During our Strategy class, taught by Dr Timothy Galpin, he underpinned the importance of merger and acquisition activities in organizations’ growth strategy to achieve their long-term ambitions.
Working as a management consultant in Saudi Arabia and UAE for almost a decade, I am witnessing the ambition of growth in the different domains to diversify the economy and increase the non-oil GDP. For example, through Vision 2030, Saudi Arabia aims to increase their non-oil GDP contribution from sixteen percent to fifty percent.
As two prominent members of the Gulf Cooperation Council (GCC), the strategy of mergers and acquisitions (M&A) will gain substantial traction as a growth driver for the next couple of decades. Both nations recognize that M&A activities can strategically boost their economies, diversify revenue streams and enhance global competitiveness.
Here are four key reasons why M&A activities are critical for Saudi Arabia and UAE:
1. Diversification of economies
Saudi Arabia and the UAE, traditionally oil-dependent economies, are increasingly turning to M&A as a means of diversification. One of the most prominent sovereign wealth funds, PIF, has invested in the future-proof electric car, Lucid. The company aims to open its first factory outside of the US in Saudi Arabia by the end of 2023, boosting diversification in the automobile industry.
2. New market access
M&A is pivotal in expanding market access for Saudi Arabian and UAE firms. For example, a telecommunications powerhouse in Saudi Arabia acquired a neighboring nation’s telecom leader. Another example can be found in the UAE, where a retail conglomerate merged with a well-established e-commerce platform, enabling cross-border market penetration and growth.
3. Technological innovation enhancement
The focus on technological advancement is evident in Saudi Arabia and the UAE’s M&A landscape. For example, a Saudi software firm’s acquisition of a global AI startup, and a UAE aviation company’s merger with a drone technology innovator, highlight how these nations harness M&A to infuse innovation and cutting-edge technology into their industries.
4. Attraction of foreign investment and expertise
Saudi Arabia and the UAE are prime destinations for foreign investment due to their M&A activities. This can be seen in a European conglomerate’s investment in a post-merger Saudi healthcare chain and in an Asian tech giant acquiring a UAE-based fintech firm.
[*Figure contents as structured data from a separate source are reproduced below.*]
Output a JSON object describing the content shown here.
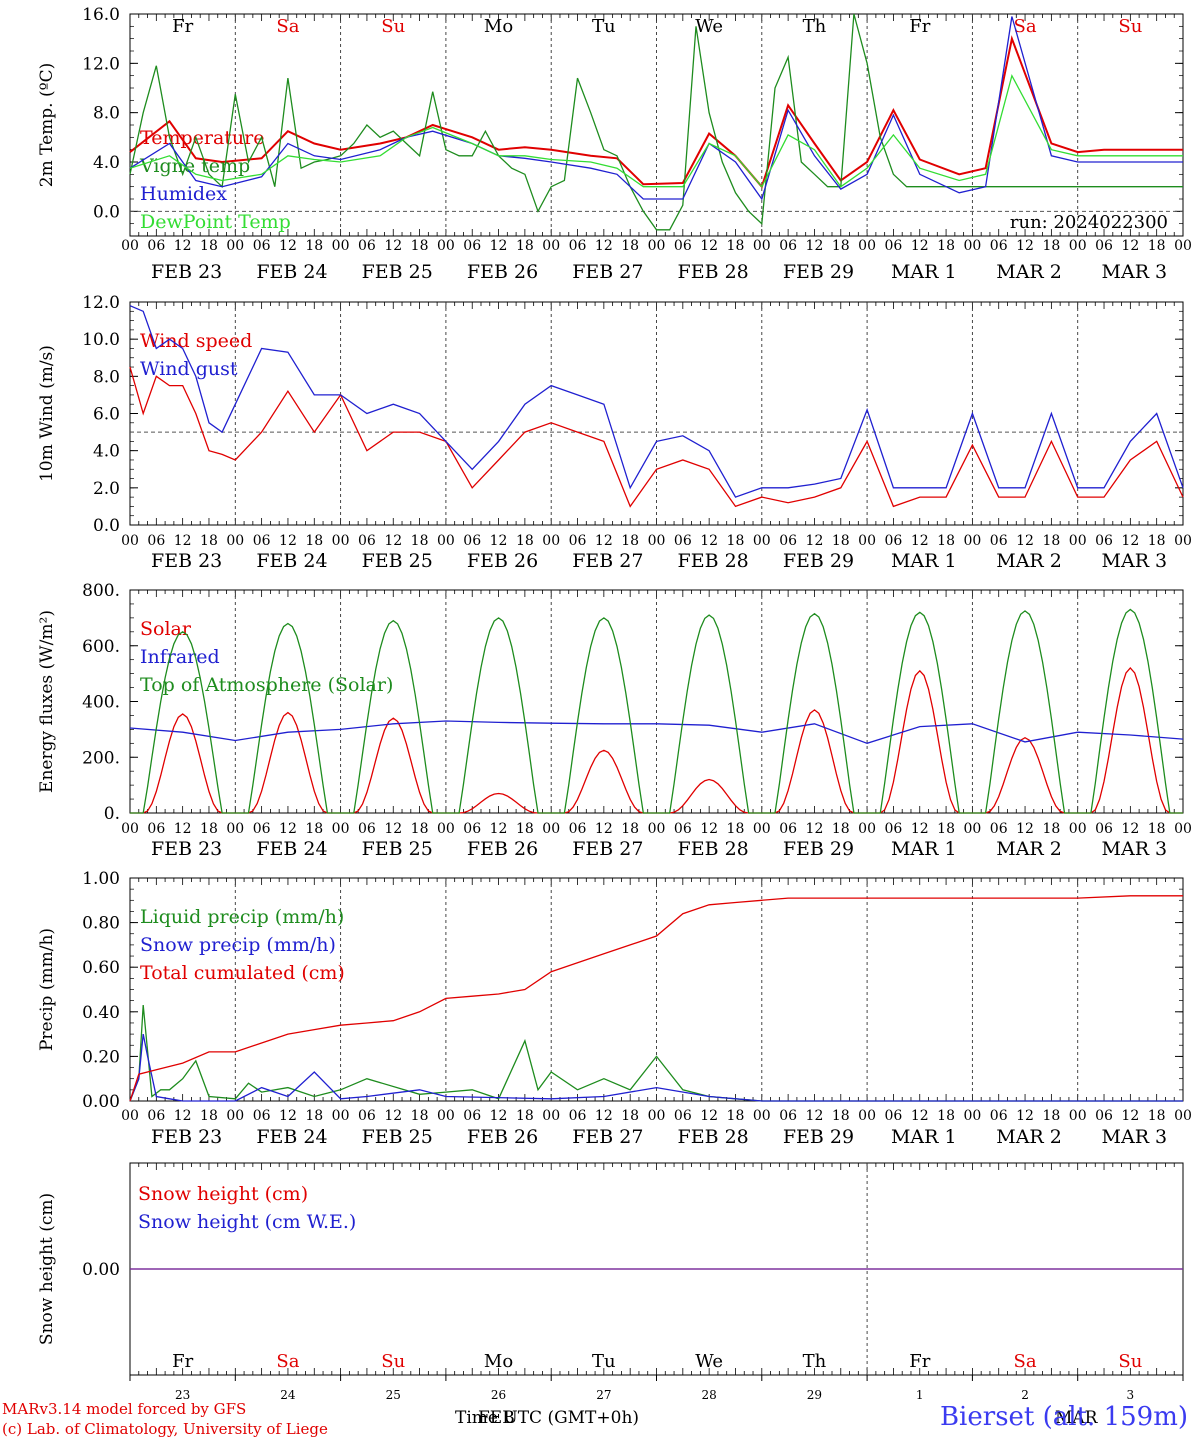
{
  "meta": {
    "run_label": "run: 2024022300",
    "credit_line1": "MARv3.14 model forced by GFS",
    "credit_line2": "(c) Lab. of Climatology, University of Liege",
    "station": "Bierset (alt. 159m)",
    "time_axis_label": "Time UTC (GMT+0h)",
    "month_label_feb": "FEB",
    "month_label_mar": "MAR"
  },
  "colors": {
    "red": "#e00000",
    "green": "#1e8c1e",
    "blue": "#2020d0",
    "lightgreen": "#33dd33",
    "purple": "#7a2a9a",
    "grid": "#444444"
  },
  "days": {
    "weekday_labels": [
      "Fr",
      "Sa",
      "Su",
      "Mo",
      "Tu",
      "We",
      "Th",
      "Fr",
      "Sa",
      "Su"
    ],
    "weekday_colors": [
      "black",
      "red",
      "red",
      "black",
      "black",
      "black",
      "black",
      "black",
      "red",
      "red"
    ],
    "date_labels": [
      "FEB 23",
      "FEB 24",
      "FEB 25",
      "FEB 26",
      "FEB 27",
      "FEB 28",
      "FEB 29",
      "MAR  1",
      "MAR  2",
      "MAR  3"
    ],
    "day_numbers": [
      "23",
      "24",
      "25",
      "26",
      "27",
      "28",
      "29",
      "1",
      "2",
      "3"
    ],
    "hour_ticks": [
      "00",
      "06",
      "12",
      "18"
    ],
    "last_tick": "00"
  },
  "chart_data": [
    {
      "type": "line",
      "id": "temp",
      "ylabel": "2m Temp. (ºC)",
      "ylim": [
        -2,
        16
      ],
      "yticks": [
        0,
        4,
        8,
        12,
        16
      ],
      "ytick_labels": [
        "0.0",
        "4.0",
        "8.0",
        "12.0",
        "16.0"
      ],
      "xlim_hours": [
        0,
        240
      ],
      "ref_line": 0,
      "legend_position": "left",
      "series": [
        {
          "name": "Temperature",
          "color": "red",
          "x": [
            0,
            9,
            15,
            21,
            30,
            36,
            42,
            48,
            57,
            63,
            69,
            78,
            84,
            90,
            96,
            105,
            111,
            117,
            126,
            132,
            138,
            144,
            150,
            156,
            162,
            168,
            174,
            180,
            189,
            195,
            201,
            210,
            216,
            222,
            228,
            234,
            240
          ],
          "values": [
            4.8,
            7.3,
            4.3,
            4.0,
            4.3,
            6.5,
            5.5,
            5.0,
            5.5,
            6.0,
            7.0,
            6.0,
            5.0,
            5.2,
            5.0,
            4.5,
            4.3,
            2.2,
            2.3,
            6.3,
            4.5,
            2.0,
            8.6,
            5.5,
            2.5,
            4.0,
            8.2,
            4.2,
            3.0,
            3.5,
            14.0,
            5.5,
            4.8,
            5.0,
            5.0,
            5.0,
            5.0
          ]
        },
        {
          "name": "Vigne temp",
          "color": "green",
          "x": [
            0,
            3,
            6,
            9,
            12,
            15,
            18,
            21,
            24,
            27,
            30,
            33,
            36,
            39,
            42,
            45,
            48,
            51,
            54,
            57,
            60,
            63,
            66,
            69,
            72,
            75,
            78,
            81,
            84,
            87,
            90,
            93,
            96,
            99,
            102,
            105,
            108,
            111,
            114,
            117,
            120,
            123,
            126,
            129,
            132,
            135,
            138,
            141,
            144,
            147,
            150,
            153,
            156,
            159,
            162,
            165,
            168,
            171,
            174,
            177,
            180,
            183,
            186,
            189,
            192,
            195,
            198,
            201,
            204,
            207,
            210,
            216,
            222,
            228,
            234,
            240
          ],
          "values": [
            3.0,
            8.0,
            11.8,
            6.0,
            3.0,
            6.0,
            3.0,
            2.0,
            9.5,
            4.0,
            6.0,
            2.0,
            10.8,
            3.5,
            4.0,
            4.2,
            4.5,
            5.5,
            7.0,
            6.0,
            6.5,
            5.5,
            4.5,
            9.7,
            5.0,
            4.5,
            4.5,
            6.5,
            4.5,
            3.5,
            3.0,
            0.0,
            2.0,
            2.5,
            10.8,
            8.0,
            5.0,
            4.5,
            2.0,
            0.0,
            -1.5,
            -1.5,
            0.5,
            15.0,
            8.0,
            4.0,
            1.5,
            0.0,
            -1.0,
            10.0,
            12.5,
            4.0,
            3.0,
            2.0,
            2.0,
            16.0,
            12.0,
            6.0,
            3.0,
            2.0,
            2.0,
            2.0,
            2.0,
            2.0,
            2.0,
            2.0,
            2.0,
            2.0,
            2.0,
            2.0,
            2.0,
            2.0,
            2.0,
            2.0,
            2.0,
            2.0
          ]
        },
        {
          "name": "Humidex",
          "color": "blue",
          "x": [
            0,
            9,
            15,
            21,
            30,
            36,
            42,
            48,
            57,
            63,
            69,
            78,
            84,
            90,
            96,
            105,
            111,
            117,
            126,
            132,
            138,
            144,
            150,
            156,
            162,
            168,
            174,
            180,
            189,
            195,
            201,
            210,
            216,
            222,
            228,
            234,
            240
          ],
          "values": [
            3.5,
            5.5,
            2.5,
            2.0,
            2.8,
            5.5,
            4.5,
            4.2,
            5.0,
            6.0,
            6.5,
            5.5,
            4.5,
            4.3,
            4.0,
            3.5,
            3.0,
            1.0,
            1.0,
            5.5,
            4.0,
            1.0,
            8.2,
            4.5,
            1.8,
            3.0,
            7.8,
            3.0,
            1.5,
            2.0,
            15.8,
            4.5,
            4.0,
            4.0,
            4.0,
            4.0,
            4.0
          ]
        },
        {
          "name": "DewPoint Temp",
          "color": "lightgreen",
          "x": [
            0,
            9,
            15,
            21,
            30,
            36,
            42,
            48,
            57,
            63,
            69,
            78,
            84,
            90,
            96,
            105,
            111,
            117,
            126,
            132,
            138,
            144,
            150,
            156,
            162,
            168,
            174,
            180,
            189,
            195,
            201,
            210,
            216,
            222,
            228,
            234,
            240
          ],
          "values": [
            3.5,
            4.5,
            3.0,
            2.5,
            3.0,
            4.5,
            4.2,
            4.0,
            4.5,
            6.0,
            6.8,
            5.5,
            4.5,
            4.5,
            4.2,
            4.0,
            3.5,
            2.0,
            2.0,
            5.5,
            4.5,
            2.0,
            6.2,
            5.0,
            2.0,
            3.5,
            6.2,
            3.5,
            2.5,
            3.0,
            11.0,
            5.0,
            4.5,
            4.5,
            4.5,
            4.5,
            4.5
          ]
        }
      ]
    },
    {
      "type": "line",
      "id": "wind",
      "ylabel": "10m Wind (m/s)",
      "ylim": [
        0,
        12
      ],
      "yticks": [
        0,
        2,
        4,
        6,
        8,
        10,
        12
      ],
      "ytick_labels": [
        "0.0",
        "2.0",
        "4.0",
        "6.0",
        "8.0",
        "10.0",
        "12.0"
      ],
      "xlim_hours": [
        0,
        240
      ],
      "ref_line": 5,
      "legend_position": "left",
      "series": [
        {
          "name": "Wind speed",
          "color": "red",
          "x": [
            0,
            3,
            6,
            9,
            12,
            15,
            18,
            21,
            24,
            30,
            36,
            42,
            48,
            54,
            60,
            66,
            72,
            78,
            84,
            90,
            96,
            102,
            108,
            114,
            120,
            126,
            132,
            138,
            144,
            150,
            156,
            162,
            168,
            174,
            180,
            186,
            192,
            198,
            204,
            210,
            216,
            222,
            228,
            234,
            240
          ],
          "values": [
            8.5,
            6.0,
            8.0,
            7.5,
            7.5,
            6.0,
            4.0,
            3.8,
            3.5,
            5.0,
            7.2,
            5.0,
            7.0,
            4.0,
            5.0,
            5.0,
            4.5,
            2.0,
            3.5,
            5.0,
            5.5,
            5.0,
            4.5,
            1.0,
            3.0,
            3.5,
            3.0,
            1.0,
            1.5,
            1.2,
            1.5,
            2.0,
            4.5,
            1.0,
            1.5,
            1.5,
            4.3,
            1.5,
            1.5,
            4.5,
            1.5,
            1.5,
            3.5,
            4.5,
            1.5
          ]
        },
        {
          "name": "Wind gust",
          "color": "blue",
          "x": [
            0,
            3,
            6,
            9,
            12,
            15,
            18,
            21,
            24,
            30,
            36,
            42,
            48,
            54,
            60,
            66,
            72,
            78,
            84,
            90,
            96,
            102,
            108,
            114,
            120,
            126,
            132,
            138,
            144,
            150,
            156,
            162,
            168,
            174,
            180,
            186,
            192,
            198,
            204,
            210,
            216,
            222,
            228,
            234,
            240
          ],
          "values": [
            11.8,
            11.5,
            9.5,
            10.0,
            9.5,
            8.0,
            5.5,
            5.0,
            6.5,
            9.5,
            9.3,
            7.0,
            7.0,
            6.0,
            6.5,
            6.0,
            4.5,
            3.0,
            4.5,
            6.5,
            7.5,
            7.0,
            6.5,
            2.0,
            4.5,
            4.8,
            4.0,
            1.5,
            2.0,
            2.0,
            2.2,
            2.5,
            6.2,
            2.0,
            2.0,
            2.0,
            6.0,
            2.0,
            2.0,
            6.0,
            2.0,
            2.0,
            4.5,
            6.0,
            2.0
          ]
        }
      ]
    },
    {
      "type": "line",
      "id": "energy",
      "ylabel": "Energy fluxes (W/m²)",
      "ylim": [
        0,
        800
      ],
      "yticks": [
        0,
        200,
        400,
        600,
        800
      ],
      "ytick_labels": [
        "0.",
        "200.",
        "400.",
        "600.",
        "800."
      ],
      "xlim_hours": [
        0,
        240
      ],
      "legend_position": "left",
      "solar_noon_hour": 12,
      "day_halfwidth_hours": 9,
      "series": [
        {
          "name": "Solar",
          "color": "red",
          "daily_peaks": [
            355,
            360,
            340,
            70,
            225,
            120,
            370,
            510,
            270,
            520
          ]
        },
        {
          "name": "Infrared",
          "color": "blue",
          "x": [
            0,
            12,
            24,
            36,
            48,
            60,
            72,
            84,
            96,
            108,
            120,
            132,
            144,
            156,
            168,
            180,
            192,
            204,
            216,
            228,
            240
          ],
          "values": [
            305,
            290,
            260,
            290,
            300,
            320,
            330,
            325,
            322,
            320,
            320,
            315,
            290,
            320,
            250,
            310,
            320,
            255,
            290,
            280,
            265
          ]
        },
        {
          "name": "Top of Atmosphere (Solar)",
          "color": "green",
          "daily_peaks": [
            650,
            680,
            690,
            700,
            700,
            710,
            715,
            720,
            725,
            730
          ]
        }
      ]
    },
    {
      "type": "line",
      "id": "precip",
      "ylabel": "Precip (mm/h)",
      "ylim": [
        0,
        1.0
      ],
      "yticks": [
        0,
        0.2,
        0.4,
        0.6,
        0.8,
        1.0
      ],
      "ytick_labels": [
        "0.00",
        "0.20",
        "0.40",
        "0.60",
        "0.80",
        "1.00"
      ],
      "xlim_hours": [
        0,
        240
      ],
      "legend_position": "left",
      "series": [
        {
          "name": "Liquid precip (mm/h)",
          "color": "green",
          "x": [
            0,
            2,
            3,
            5,
            7,
            9,
            12,
            15,
            18,
            24,
            27,
            30,
            36,
            42,
            48,
            54,
            66,
            72,
            78,
            84,
            90,
            93,
            96,
            102,
            108,
            114,
            120,
            126,
            132,
            138,
            144,
            150,
            240
          ],
          "values": [
            0,
            0.1,
            0.43,
            0.02,
            0.05,
            0.05,
            0.1,
            0.18,
            0.02,
            0.01,
            0.08,
            0.04,
            0.06,
            0.02,
            0.05,
            0.1,
            0.03,
            0.04,
            0.05,
            0.01,
            0.27,
            0.05,
            0.13,
            0.05,
            0.1,
            0.05,
            0.2,
            0.05,
            0.02,
            0.01,
            0.0,
            0.0,
            0.0
          ]
        },
        {
          "name": "Snow precip (mm/h)",
          "color": "blue",
          "x": [
            0,
            2,
            3,
            4,
            6,
            9,
            12,
            18,
            24,
            30,
            36,
            42,
            48,
            54,
            66,
            72,
            96,
            108,
            120,
            132,
            144,
            150,
            240
          ],
          "values": [
            0,
            0.1,
            0.3,
            0.2,
            0.02,
            0.01,
            0.0,
            0.0,
            0.0,
            0.06,
            0.02,
            0.13,
            0.01,
            0.02,
            0.05,
            0.02,
            0.01,
            0.02,
            0.06,
            0.02,
            0.0,
            0.0,
            0.0
          ]
        },
        {
          "name": "Total cumulated (cm)",
          "color": "red",
          "x": [
            0,
            2,
            6,
            12,
            18,
            24,
            30,
            36,
            42,
            48,
            54,
            60,
            66,
            72,
            78,
            84,
            90,
            96,
            102,
            108,
            114,
            120,
            126,
            132,
            138,
            144,
            150,
            156,
            168,
            180,
            192,
            204,
            216,
            228,
            240
          ],
          "values": [
            0,
            0.12,
            0.14,
            0.17,
            0.22,
            0.22,
            0.26,
            0.3,
            0.32,
            0.34,
            0.35,
            0.36,
            0.4,
            0.46,
            0.47,
            0.48,
            0.5,
            0.58,
            0.62,
            0.66,
            0.7,
            0.74,
            0.84,
            0.88,
            0.89,
            0.9,
            0.91,
            0.91,
            0.91,
            0.91,
            0.91,
            0.91,
            0.91,
            0.92,
            0.92
          ]
        }
      ]
    },
    {
      "type": "line",
      "id": "snow",
      "ylabel": "Snow height (cm)",
      "ylim": [
        -1,
        1
      ],
      "yticks": [
        0
      ],
      "ytick_labels": [
        "0.00"
      ],
      "xlim_hours": [
        0,
        240
      ],
      "legend_position": "left",
      "series": [
        {
          "name": "Snow height (cm)",
          "color": "red",
          "x": [
            0,
            240
          ],
          "values": [
            0,
            0
          ]
        },
        {
          "name": "Snow height (cm W.E.)",
          "color": "blue",
          "x": [
            0,
            240
          ],
          "values": [
            0,
            0
          ]
        }
      ]
    }
  ]
}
Both examples demonstrate how these nations attract international expertise, funding and partnerships.
In conclusion, the significance of M&A activities in the GCC region for the next decade cannot be overstated. By expanding market reach, fostering innovation, optimizing resources and attracting foreign investment, M&A activities are set to play a pivotal role in driving sustained growth. As GCC nations continue their economic diversification and development journey, strategic M&A initiatives will remain a vital tool in their arsenal, shaping a prosperous future for the region.